European Commission invites public input on consumer profiling reporting template
The European Commission is seeking feedback from the public on a proposed reporting template designed for consumer profiling techniques, as outlined in Article 15 of the Digital Markets Act (“DMA”). This template is intended for designated gatekeepers to utilize when submitting their annual reports, with the goal of enhancing transparency, fairness, and competition in the market.
The European Commission has opened the template for public feedback, with the intention of enhancing and updating it based on the input feedback received. They encourage participation from various stakeholders, including companies, consumer advocacy groups, and data experts. Submissions in any official EU language will be accepted until September 15, 2023. The non-confidential version of the decisions will be made available on the Commission’s DMA website once confidentiality issues have been resolved.

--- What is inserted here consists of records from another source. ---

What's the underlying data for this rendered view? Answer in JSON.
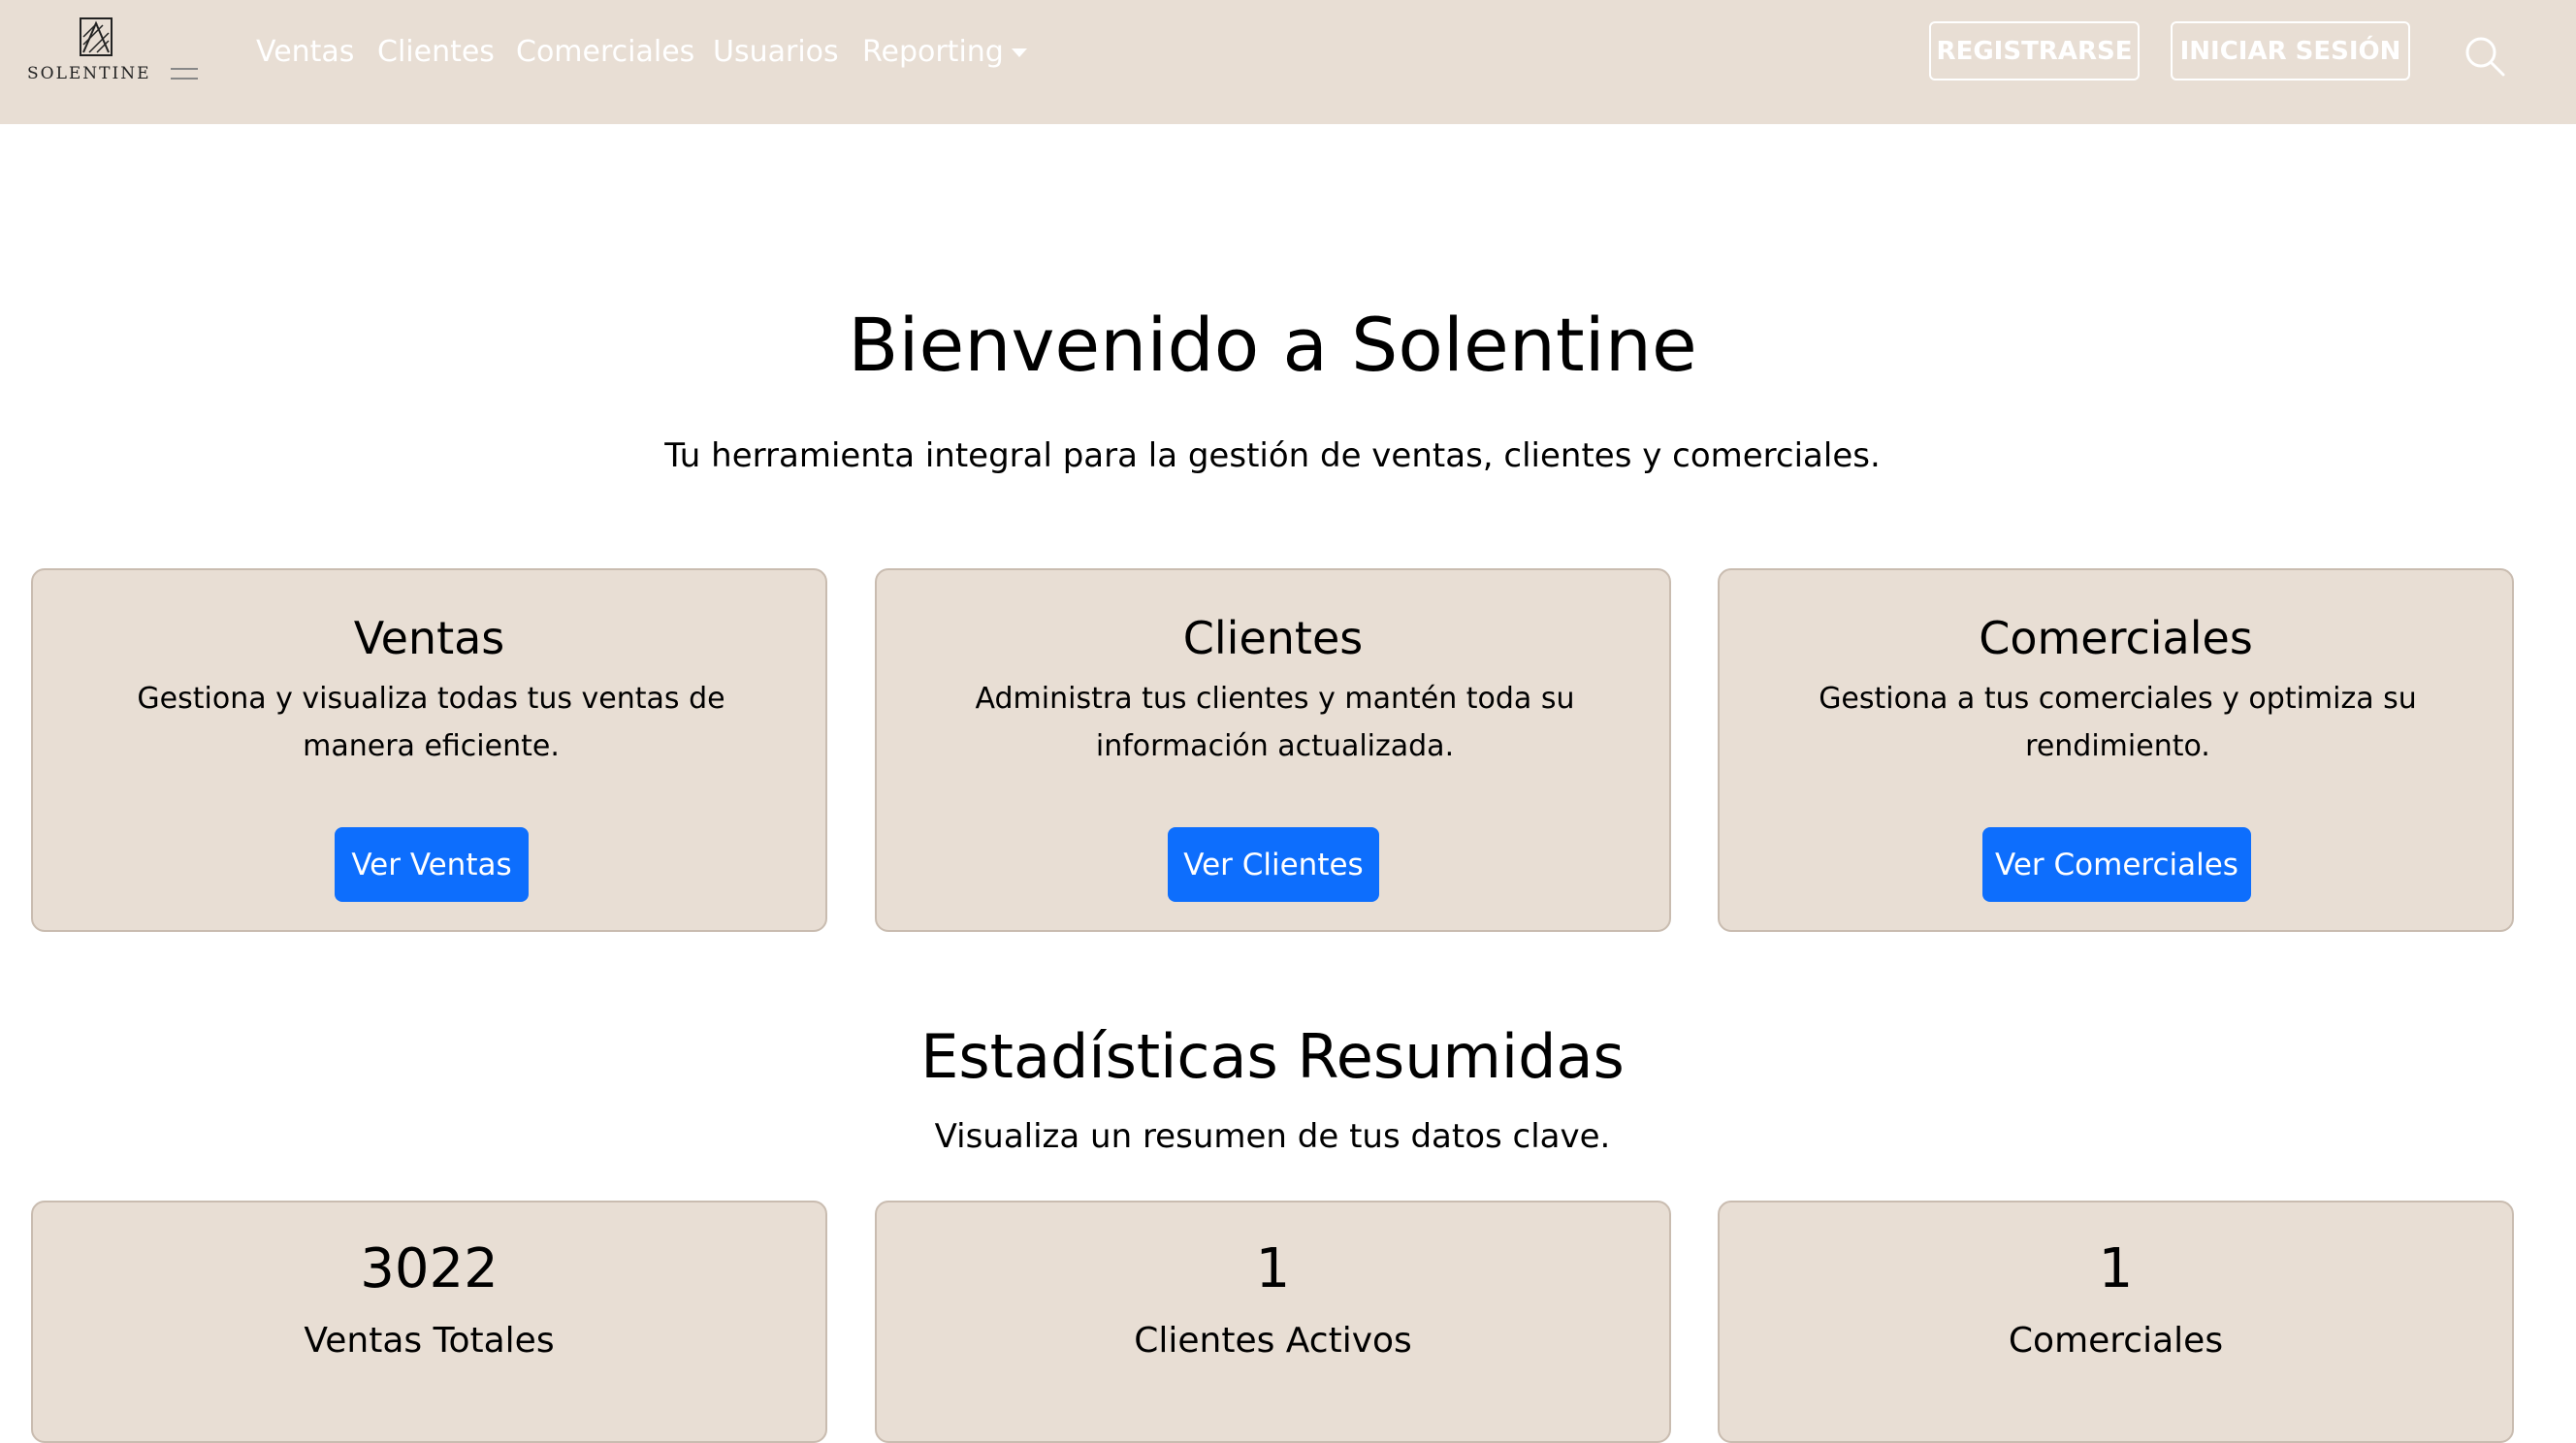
{
  "navbar": {
    "logo_text": "SOLENTINE",
    "links": [
      "Ventas",
      "Clientes",
      "Comerciales",
      "Usuarios",
      "Reporting"
    ],
    "register_label": "REGISTRARSE",
    "login_label": "INICIAR SESIÓN",
    "search_icon": "search-icon"
  },
  "hero": {
    "title": "Bienvenido a Solentine",
    "subtitle": "Tu herramienta integral para la gestión de ventas, clientes y comerciales."
  },
  "cards": [
    {
      "title": "Ventas",
      "description": "Gestiona y visualiza todas tus ventas de manera eficiente.",
      "button": "Ver Ventas"
    },
    {
      "title": "Clientes",
      "description": "Administra tus clientes y mantén toda su información actualizada.",
      "button": "Ver Clientes"
    },
    {
      "title": "Comerciales",
      "description": "Gestiona a tus comerciales y optimiza su rendimiento.",
      "button": "Ver Comerciales"
    }
  ],
  "stats": {
    "title": "Estadísticas Resumidas",
    "subtitle": "Visualiza un resumen de tus datos clave.",
    "items": [
      {
        "value": "3022",
        "label": "Ventas Totales"
      },
      {
        "value": "1",
        "label": "Clientes Activos"
      },
      {
        "value": "1",
        "label": "Comerciales"
      }
    ]
  },
  "colors": {
    "navbar_bg": "#e8ded4",
    "card_bg": "#e8ded4",
    "primary_button": "#0d6efd"
  }
}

Google strengthen privacy tools to protect personal data
Google has introduced improvements to its privacy tool on 3rd of August 2023, “Results about you”, designed to help users in identify and remove personal information from search results. This update comes in response to significant privacy concerns, underscoring Google’s commitment to facilitating better management of personal information on the internet. The tool now enables users to request the removal of personal details that may appear in search results, such as photographs, phone numbers, email addresses, or physical addresses. Notably, this tool remains functional even if you have removed the image yourself and if someone else displays your image on their website, you can still request its removal from Google Search. However, this policy would not apply to any content that you are “currently commercializing” which you chose to advertise the content on the internet.

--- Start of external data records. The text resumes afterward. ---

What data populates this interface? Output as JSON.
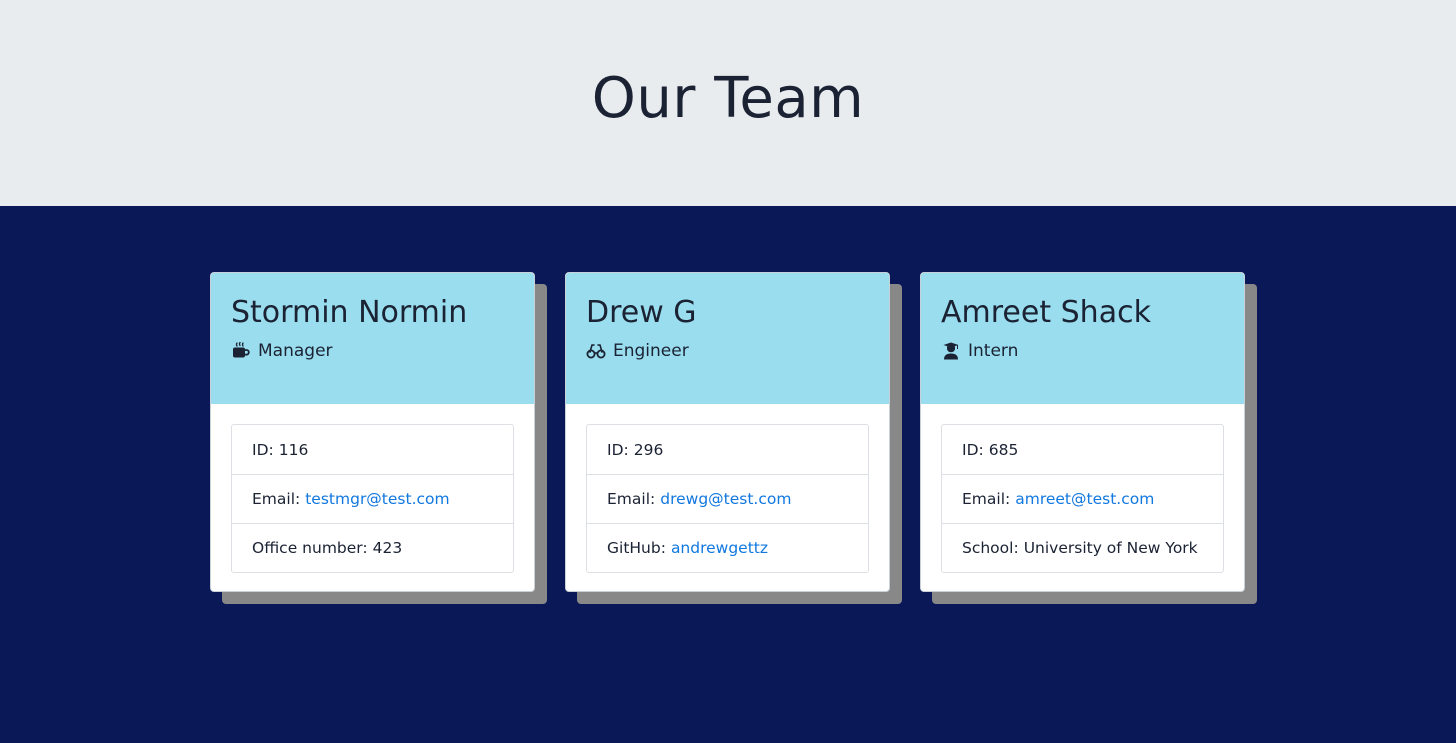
{
  "header": {
    "title": "Our Team"
  },
  "colors": {
    "header_bg": "#e8ecef",
    "page_bg": "#0a1857",
    "card_header_bg": "#99ddee",
    "link": "#1178e0"
  },
  "members": [
    {
      "name": "Stormin Normin",
      "role": "Manager",
      "icon": "coffee-mug-icon",
      "id_label": "ID:",
      "id": "116",
      "email_label": "Email:",
      "email": "testmgr@test.com",
      "extra_label": "Office number:",
      "extra_value": "423"
    },
    {
      "name": "Drew G",
      "role": "Engineer",
      "icon": "glasses-icon",
      "id_label": "ID:",
      "id": "296",
      "email_label": "Email:",
      "email": "drewg@test.com",
      "extra_label": "GitHub:",
      "extra_value": "andrewgettz"
    },
    {
      "name": "Amreet Shack",
      "role": "Intern",
      "icon": "graduate-icon",
      "id_label": "ID:",
      "id": "685",
      "email_label": "Email:",
      "email": "amreet@test.com",
      "extra_label": "School:",
      "extra_value": "University of New York"
    }
  ]
}
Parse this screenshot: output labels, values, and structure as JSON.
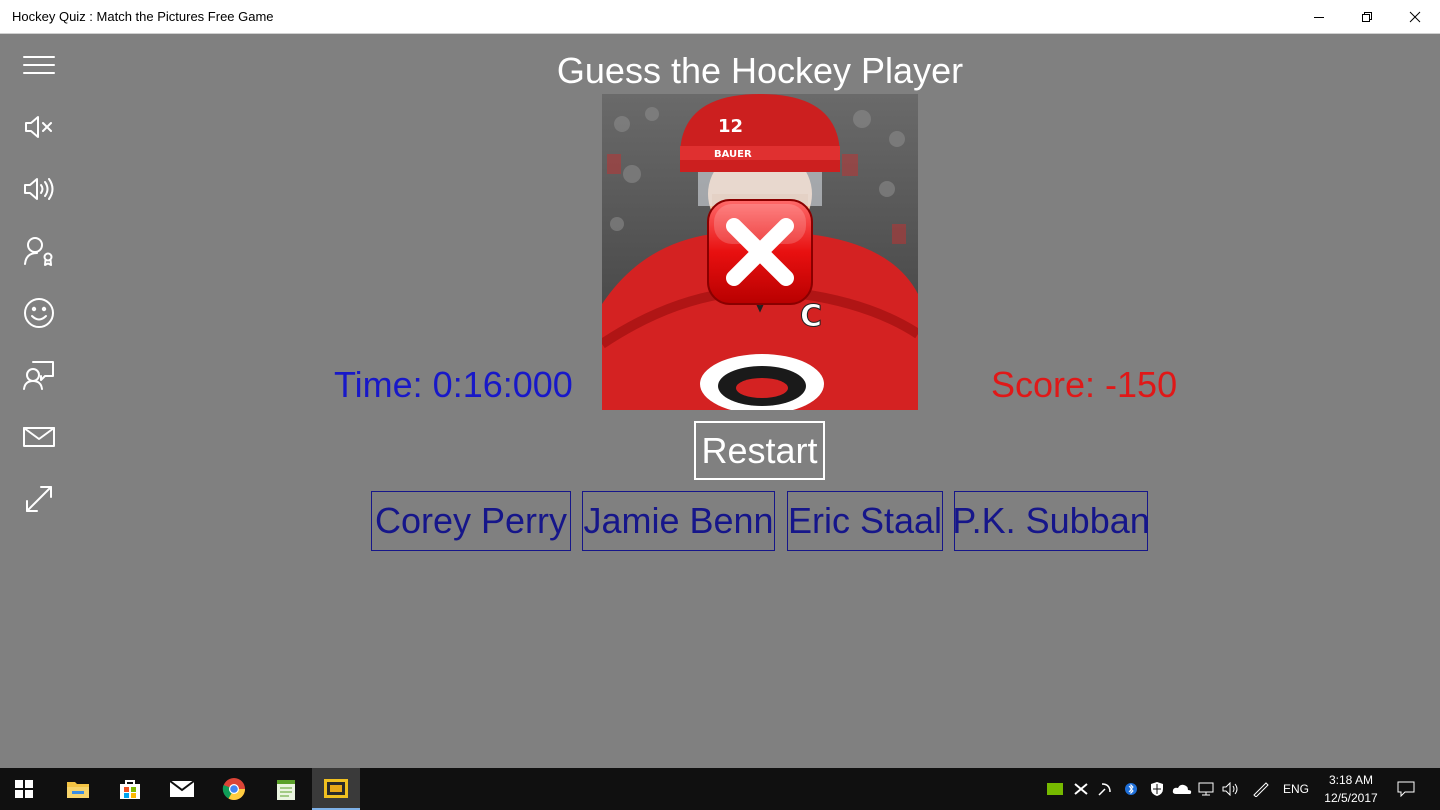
{
  "window": {
    "title": "Hockey Quiz : Match the Pictures Free Game",
    "minimize_icon": "minimize-icon",
    "restore_icon": "restore-icon",
    "close_icon": "close-icon"
  },
  "sidebar": {
    "items": [
      {
        "icon": "hamburger-menu-icon"
      },
      {
        "icon": "mute-icon"
      },
      {
        "icon": "volume-icon"
      },
      {
        "icon": "leaderboard-user-icon"
      },
      {
        "icon": "smiley-icon"
      },
      {
        "icon": "feedback-icon"
      },
      {
        "icon": "mail-icon"
      },
      {
        "icon": "fullscreen-icon"
      }
    ]
  },
  "game": {
    "heading": "Guess the Hockey Player",
    "photo_icon": "hockey-player-photo",
    "wrong_icon": "wrong-answer-x-icon",
    "time_label": "Time: 0:16:000",
    "score_label": "Score: -150",
    "restart_label": "Restart",
    "answers": [
      "Corey Perry",
      "Jamie Benn",
      "Eric Staal",
      "P.K. Subban"
    ],
    "colors": {
      "time": "#1818c8",
      "score": "#e01818",
      "answer": "#16168a",
      "background": "#808080"
    }
  },
  "taskbar": {
    "apps": [
      "start-icon",
      "file-explorer-icon",
      "store-icon",
      "mail-icon",
      "chrome-icon",
      "notepad-icon",
      "hockey-quiz-icon"
    ],
    "language": "ENG",
    "time": "3:18 AM",
    "date": "12/5/2017"
  }
}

Google faces copyright lawsuit in Denmark
Google is facing a copyright lawsuit that was filed by the Danish Media Association (“Danske Medier”) on behalf of Jobindex, an online job search platform based in Denmark. The lawsuit, initiated on August 24, alleges that Google transferred Jobindex’s job postings to its servers without permission and seeks compensation for copyright infringements. This is the first case to be filed in the Danish courts under the new EU copyright regulations, enacted in 2021, which attribute liability to platforms for the content they host. Last year, Jobindex also logged a complaint to the European Commission against Google for Jobs, Google’s job search service, for abusing its dominant position, violating the GDPR and transferring job postings to its servers without permission.

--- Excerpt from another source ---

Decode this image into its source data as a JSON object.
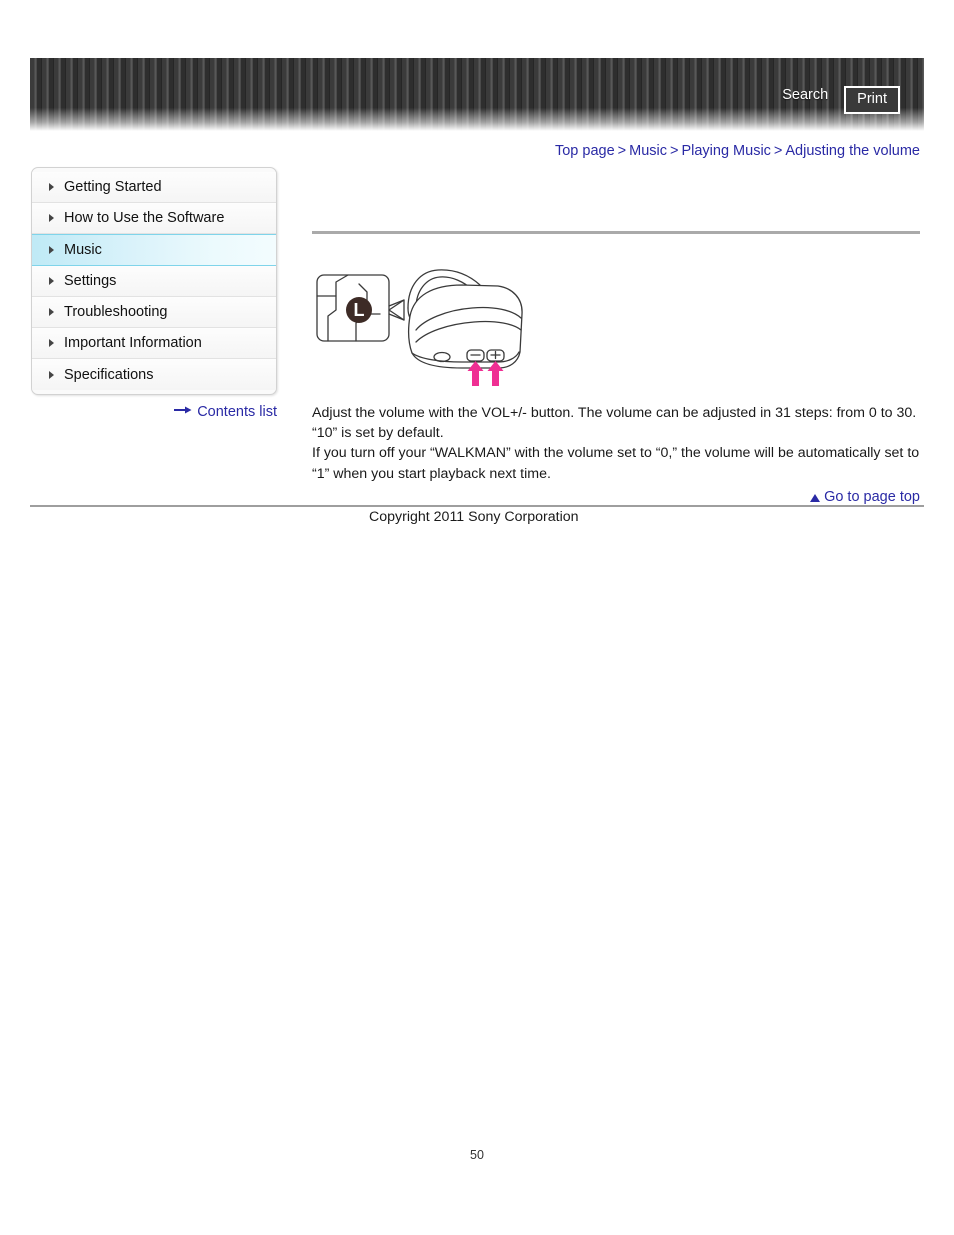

ICO and CMA have expressed concerns about online design that manipulates consumers for additional personal data
On August 9 2023, as stated on the Information Commissioner’s Office (“ICO”) website, both the ICO and Competition and Markets Authority (“CMA”) warned businesses, urging them to cease using manipulative website designs that inadvertently influence consumers to share their personal data unintentionally for the interest of consumers.
The ICO and CMA are working together to put an end to these harmful design practices. Default settings, bundled privacy choices, and overly complex privacy controls reduce consumers’ control over their personal data and encourage them to disclose more data than they originally intended. These techniques force consumers to make decisions about their personal data while browsing websites. A common example of these techniques is consumers giving up control over their advertising preferences by accepting cookies on websites. Lack of control over personal data not only poses potential harm to consumers but also undermines competition in the market. In response to these concerns, the CMA will launch the “Rip Off Tip Off” campaign, aimed to educate consumers about these harmful techniques, while the ICO will take enforcement actions to protect personal data.